Feb. 3 Altering sound files using DSP plugins.

Week 6
Digital recording chain, Nyquest theory, Aliasing, Compositional Techniques.
Feb 10 Lab 3
Buchla synthesizer [Due: Feb 17]

Week 7 Additive Synthesis, MSP demo. Chowning's FM article.
Feb 17 Overview of synthesis Techniques, Fixed-waveform synthesis, additive, subtractive, Karplus-strong, FM,
Waveshaping, Physical Modeling.
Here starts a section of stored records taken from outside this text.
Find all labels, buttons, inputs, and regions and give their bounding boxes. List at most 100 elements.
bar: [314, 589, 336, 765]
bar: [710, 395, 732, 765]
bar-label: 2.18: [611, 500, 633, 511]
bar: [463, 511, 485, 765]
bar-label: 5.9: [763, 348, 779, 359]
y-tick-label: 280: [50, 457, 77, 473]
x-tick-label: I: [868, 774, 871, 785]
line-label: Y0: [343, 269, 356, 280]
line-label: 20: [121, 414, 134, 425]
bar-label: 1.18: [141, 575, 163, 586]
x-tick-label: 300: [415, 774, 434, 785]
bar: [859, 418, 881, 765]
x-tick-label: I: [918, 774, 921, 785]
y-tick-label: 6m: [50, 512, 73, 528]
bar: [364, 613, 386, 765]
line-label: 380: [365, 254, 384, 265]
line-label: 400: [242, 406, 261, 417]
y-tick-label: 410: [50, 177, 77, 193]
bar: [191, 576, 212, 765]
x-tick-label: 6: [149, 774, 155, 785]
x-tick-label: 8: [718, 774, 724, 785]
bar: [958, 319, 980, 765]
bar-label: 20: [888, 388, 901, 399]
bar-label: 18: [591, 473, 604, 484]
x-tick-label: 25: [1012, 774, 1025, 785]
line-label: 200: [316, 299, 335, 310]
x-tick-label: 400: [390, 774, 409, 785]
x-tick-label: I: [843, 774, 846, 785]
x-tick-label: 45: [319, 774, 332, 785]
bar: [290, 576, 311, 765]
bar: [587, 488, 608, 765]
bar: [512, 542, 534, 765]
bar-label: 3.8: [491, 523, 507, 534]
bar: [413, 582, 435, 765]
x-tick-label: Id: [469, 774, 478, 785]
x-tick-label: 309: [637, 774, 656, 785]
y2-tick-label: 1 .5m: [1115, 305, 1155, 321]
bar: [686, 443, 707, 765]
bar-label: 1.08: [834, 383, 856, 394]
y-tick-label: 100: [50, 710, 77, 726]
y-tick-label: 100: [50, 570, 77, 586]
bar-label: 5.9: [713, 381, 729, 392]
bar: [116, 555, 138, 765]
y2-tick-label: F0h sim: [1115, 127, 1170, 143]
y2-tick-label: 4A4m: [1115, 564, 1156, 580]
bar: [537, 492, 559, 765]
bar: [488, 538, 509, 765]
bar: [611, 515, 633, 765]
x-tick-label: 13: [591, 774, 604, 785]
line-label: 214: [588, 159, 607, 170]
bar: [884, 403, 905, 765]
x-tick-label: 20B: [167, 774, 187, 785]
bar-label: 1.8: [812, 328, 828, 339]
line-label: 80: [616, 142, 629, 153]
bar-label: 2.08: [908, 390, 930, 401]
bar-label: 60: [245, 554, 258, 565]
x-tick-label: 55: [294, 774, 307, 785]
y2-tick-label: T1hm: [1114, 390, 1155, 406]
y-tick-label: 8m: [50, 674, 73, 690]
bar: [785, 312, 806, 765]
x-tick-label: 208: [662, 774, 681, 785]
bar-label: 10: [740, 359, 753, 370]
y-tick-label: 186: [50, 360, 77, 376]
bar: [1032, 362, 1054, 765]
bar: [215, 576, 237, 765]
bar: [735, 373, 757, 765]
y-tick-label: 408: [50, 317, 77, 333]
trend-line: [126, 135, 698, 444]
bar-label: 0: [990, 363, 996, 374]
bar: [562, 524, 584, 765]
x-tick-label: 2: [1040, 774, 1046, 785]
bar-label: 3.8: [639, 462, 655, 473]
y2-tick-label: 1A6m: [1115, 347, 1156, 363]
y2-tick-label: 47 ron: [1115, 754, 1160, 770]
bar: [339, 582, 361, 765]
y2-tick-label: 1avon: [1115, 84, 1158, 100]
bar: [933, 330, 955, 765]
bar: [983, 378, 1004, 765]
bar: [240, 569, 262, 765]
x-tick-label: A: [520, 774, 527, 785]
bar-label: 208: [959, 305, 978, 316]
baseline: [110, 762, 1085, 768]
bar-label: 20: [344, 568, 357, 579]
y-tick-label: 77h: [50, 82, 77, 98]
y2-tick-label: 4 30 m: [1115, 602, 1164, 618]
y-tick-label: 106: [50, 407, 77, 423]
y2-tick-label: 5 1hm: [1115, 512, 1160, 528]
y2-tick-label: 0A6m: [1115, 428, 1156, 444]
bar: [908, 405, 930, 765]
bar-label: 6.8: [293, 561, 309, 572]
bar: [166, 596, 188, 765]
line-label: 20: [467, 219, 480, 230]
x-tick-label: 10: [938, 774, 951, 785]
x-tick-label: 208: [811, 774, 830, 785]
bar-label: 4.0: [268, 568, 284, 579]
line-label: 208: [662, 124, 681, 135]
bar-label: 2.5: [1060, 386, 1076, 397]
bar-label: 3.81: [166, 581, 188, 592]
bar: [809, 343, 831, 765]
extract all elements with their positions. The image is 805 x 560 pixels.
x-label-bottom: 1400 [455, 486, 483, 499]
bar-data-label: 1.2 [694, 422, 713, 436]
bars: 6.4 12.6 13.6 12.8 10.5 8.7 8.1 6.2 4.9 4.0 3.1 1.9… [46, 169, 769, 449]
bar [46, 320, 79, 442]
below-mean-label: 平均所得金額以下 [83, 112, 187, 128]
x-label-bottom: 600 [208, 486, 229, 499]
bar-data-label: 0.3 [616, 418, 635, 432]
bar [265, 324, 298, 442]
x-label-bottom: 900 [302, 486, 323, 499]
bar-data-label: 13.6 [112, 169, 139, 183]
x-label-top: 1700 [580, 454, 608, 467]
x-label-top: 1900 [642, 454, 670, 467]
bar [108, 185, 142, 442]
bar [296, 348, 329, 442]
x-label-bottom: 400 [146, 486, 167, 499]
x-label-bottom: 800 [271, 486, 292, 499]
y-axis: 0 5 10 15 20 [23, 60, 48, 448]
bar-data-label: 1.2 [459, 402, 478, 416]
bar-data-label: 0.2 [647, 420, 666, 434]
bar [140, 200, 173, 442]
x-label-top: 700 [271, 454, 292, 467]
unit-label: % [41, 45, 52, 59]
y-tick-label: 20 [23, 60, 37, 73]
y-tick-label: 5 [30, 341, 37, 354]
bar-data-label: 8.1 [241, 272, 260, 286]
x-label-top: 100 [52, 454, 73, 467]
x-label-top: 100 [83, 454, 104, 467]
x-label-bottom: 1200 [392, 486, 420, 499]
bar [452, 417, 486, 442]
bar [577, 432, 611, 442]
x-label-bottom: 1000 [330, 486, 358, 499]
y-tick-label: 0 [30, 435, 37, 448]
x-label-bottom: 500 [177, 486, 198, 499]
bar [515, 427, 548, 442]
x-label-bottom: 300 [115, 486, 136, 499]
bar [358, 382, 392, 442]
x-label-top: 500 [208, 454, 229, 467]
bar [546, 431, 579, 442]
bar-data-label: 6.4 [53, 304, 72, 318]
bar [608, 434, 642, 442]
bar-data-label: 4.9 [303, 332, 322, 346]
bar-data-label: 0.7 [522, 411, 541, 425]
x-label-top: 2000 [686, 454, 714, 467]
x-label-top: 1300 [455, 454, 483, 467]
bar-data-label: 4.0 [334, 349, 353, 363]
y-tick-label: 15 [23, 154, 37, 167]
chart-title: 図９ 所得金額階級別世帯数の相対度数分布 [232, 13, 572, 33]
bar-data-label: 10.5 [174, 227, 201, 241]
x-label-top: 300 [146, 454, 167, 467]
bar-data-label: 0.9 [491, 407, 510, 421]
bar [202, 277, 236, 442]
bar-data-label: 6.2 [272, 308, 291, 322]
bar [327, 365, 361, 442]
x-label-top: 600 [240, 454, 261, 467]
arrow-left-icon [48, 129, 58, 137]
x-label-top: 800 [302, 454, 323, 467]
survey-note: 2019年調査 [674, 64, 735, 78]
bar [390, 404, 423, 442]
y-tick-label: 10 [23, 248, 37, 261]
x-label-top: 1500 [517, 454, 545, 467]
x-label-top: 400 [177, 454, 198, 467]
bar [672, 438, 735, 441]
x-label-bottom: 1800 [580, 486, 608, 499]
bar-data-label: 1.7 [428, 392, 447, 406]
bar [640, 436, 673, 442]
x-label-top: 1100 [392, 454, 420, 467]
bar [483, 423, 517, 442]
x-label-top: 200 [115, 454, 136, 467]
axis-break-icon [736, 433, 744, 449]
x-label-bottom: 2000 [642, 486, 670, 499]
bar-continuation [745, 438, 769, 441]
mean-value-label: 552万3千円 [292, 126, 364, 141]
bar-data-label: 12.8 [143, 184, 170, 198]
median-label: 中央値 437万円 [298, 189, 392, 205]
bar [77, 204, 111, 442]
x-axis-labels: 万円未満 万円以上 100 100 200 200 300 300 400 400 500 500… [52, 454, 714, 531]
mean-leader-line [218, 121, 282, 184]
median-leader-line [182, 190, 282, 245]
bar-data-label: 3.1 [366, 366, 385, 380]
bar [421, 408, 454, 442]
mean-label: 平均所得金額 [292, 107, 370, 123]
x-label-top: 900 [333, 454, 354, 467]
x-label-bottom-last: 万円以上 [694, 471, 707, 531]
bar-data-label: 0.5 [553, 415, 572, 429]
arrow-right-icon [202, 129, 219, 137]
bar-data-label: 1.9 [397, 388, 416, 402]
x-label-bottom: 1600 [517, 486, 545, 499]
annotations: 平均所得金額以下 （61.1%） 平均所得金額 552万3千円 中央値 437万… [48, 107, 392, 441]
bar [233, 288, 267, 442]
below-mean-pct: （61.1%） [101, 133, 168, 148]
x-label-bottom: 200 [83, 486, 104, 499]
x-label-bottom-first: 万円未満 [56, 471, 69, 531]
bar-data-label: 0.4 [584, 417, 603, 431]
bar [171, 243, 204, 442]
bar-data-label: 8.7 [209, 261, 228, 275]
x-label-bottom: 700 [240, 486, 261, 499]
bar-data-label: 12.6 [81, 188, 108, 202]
Jaffe.

Week 8

Feb 20-24 Reading Break

Week 9 Introduction to MAX (object-oriented programming).
March 3
Computer Music performance videos (Suite from the Seven Wonders, UNI, etc)
Lab 4
FM synthesis, Fourier Analysis, 3D spectra [Due March 24]

Week 10 More Max, using tables, creating your own sequencer using the seq and multi objects.
March 10 Editor/librarians for synthesizers using ystem exclusive data (the "trap-door" of MIDI)

Week 11 Using Pro Tools and Max/MSP to combine MIDI and digital audio, introduction to Detonate, piano roll notation, score following.
March 17

Week 12 Controling digital effects in realtime using MIDI on Yamaha console, also use of Yamaha D50 pitch-to-MIDI converter with MAX.
March 24 MIDTERM: MARCH 21 , TIMELINE of Music Technology
Lab 5 Programming MIDI using Max, creating your own MIDI environments. [Due March 31]

Week 13 Max/MSP continued
March 31 Final Projects [Due: April 17]

Week 14 Review


Final project Due April 17th





Note: for all lab assignments, you must HAND IN A WRITTEN PAGE(s) DESCRIBING YOUR WORK
(Musical materials, tracks, problems (if any), strategy, etc.)
You won't get a grade if there is no writeup!